L’accusation touche une nouvelle fois un personnage connu des journalistes au Vatican. Avec sa haute silhouette et son habit blanc de dominicain, ce responsable de la Maison du pèlerin polonais de la via Pfeiffer traversait la toute proche place Saint-Pierre avec des groupes de pèlerins plusieurs fois par jour. S'il lui arrivait souvent d’être vu près du pape, au point d’avoir démenti le 1er avril dernier sa mort et déclaré qu’il se préparait en paix, il n’était pas employé du Vatican et n’avait pas accès à des dossiers secrets. Néanmoins, « il avait accès aux plus proches collaborateurs de Jean Paul II », a déclaré sur TV24 Jacek Palasinski, correspondant de cette chaîne de télévision polonaise à Rome. Interrogé par l'AFP, Mgr Tadeusz Pieronek, membre de l'épiscopat polonais, a qualifié l'information donnée par M. Kieres de « grande surprise ». « Il ne faut pas oublier que ce système (communiste) était sans pitié. Il est facile de condamner, mais ce système avait tout le monde dans ses tenailles », a souligné Mgr Pieronek.

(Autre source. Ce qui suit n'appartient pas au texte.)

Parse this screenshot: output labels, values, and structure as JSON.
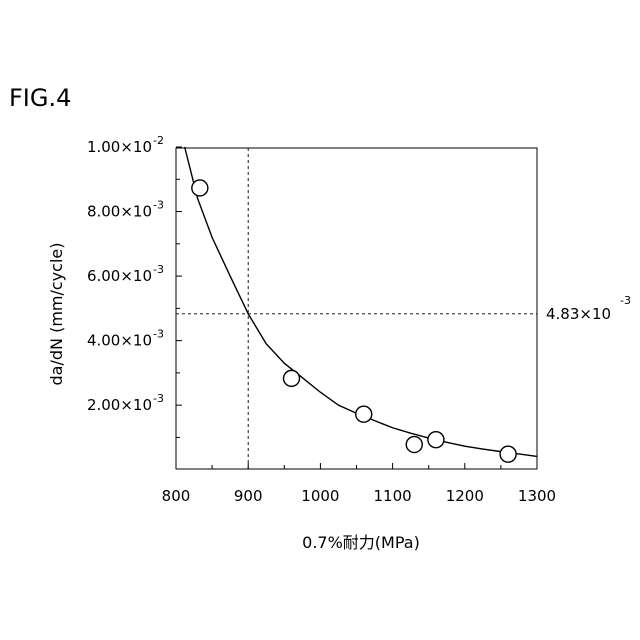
{
  "figure_label": "FIG.4",
  "chart_data": {
    "type": "scatter",
    "xlabel": "0.7%耐力(MPa)",
    "ylabel": "da/dN (mm/cycle)",
    "xlim": [
      800,
      1300
    ],
    "ylim": [
      0,
      0.01
    ],
    "x_ticks": [
      800,
      900,
      1000,
      1100,
      1200,
      1300
    ],
    "x_tick_labels": [
      "800",
      "900",
      "1000",
      "1100",
      "1200",
      "1300"
    ],
    "y_ticks": [
      {
        "value": 0.01,
        "mantissa": "1.00×10",
        "exponent": "-2"
      },
      {
        "value": 0.008,
        "mantissa": "8.00×10",
        "exponent": "-3"
      },
      {
        "value": 0.006,
        "mantissa": "6.00×10",
        "exponent": "-3"
      },
      {
        "value": 0.004,
        "mantissa": "4.00×10",
        "exponent": "-3"
      },
      {
        "value": 0.002,
        "mantissa": "2.00×10",
        "exponent": "-3"
      }
    ],
    "points": [
      {
        "x": 833,
        "y": 0.00873
      },
      {
        "x": 960,
        "y": 0.00283
      },
      {
        "x": 1060,
        "y": 0.00172
      },
      {
        "x": 1130,
        "y": 0.00078
      },
      {
        "x": 1160,
        "y": 0.00093
      },
      {
        "x": 1260,
        "y": 0.00048
      }
    ],
    "fit_curve": {
      "x": [
        812,
        830,
        850,
        875,
        900,
        925,
        950,
        975,
        1000,
        1025,
        1050,
        1075,
        1100,
        1125,
        1150,
        1175,
        1200,
        1225,
        1250,
        1275,
        1300
      ],
      "y": [
        0.01,
        0.0084,
        0.0072,
        0.006,
        0.00483,
        0.0039,
        0.0033,
        0.00285,
        0.0024,
        0.002,
        0.00175,
        0.00152,
        0.0013,
        0.00113,
        0.00098,
        0.00085,
        0.00073,
        0.00064,
        0.00056,
        0.00049,
        0.00041
      ]
    },
    "reference": {
      "x": 900,
      "y": 0.00483,
      "label_mantissa": "4.83×10",
      "label_exponent": "-3"
    },
    "grid": false,
    "legend": "none"
  }
}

Selon lui, ce n'est toutefois « pas le moment pour ce genre d'informations, après tout ce que nous avons vécu avec la mort du pape ».
Qu’il ne s’agisse que d’un rideau de fumée ou d’une réalité, ces accusations distillées par la presse pose un problème. L’ouverture totale des archives des polices politiques des anciens pays du Bloc soviétique forme un serpent de mer de la vie politique de ces pays depuis l’effondrement des régimes soviétiques. Le débat fait périodiquement rage, à la veille d’échéances électorales le plus souvent. Il s’agit à chaque fois de vérifier le passé de quelques-uns, responsables politiques ou figures médiatiques. C’est particulièrement vrai pour Estermann et Hejmo. En Pologne, la polémique touche tout le monde depuis la parution, début février sur Internet, d’une liste de 162 000 noms de personnes liées à l’ancienne police politique. Le problème est que cette liste mélange dans le même opprobre les collaborateurs et leurs victimes sans pouvoir les discerner. Et derrière les questions historiques légitimes se cachent des arrière-pensées politiques moins reluisantes.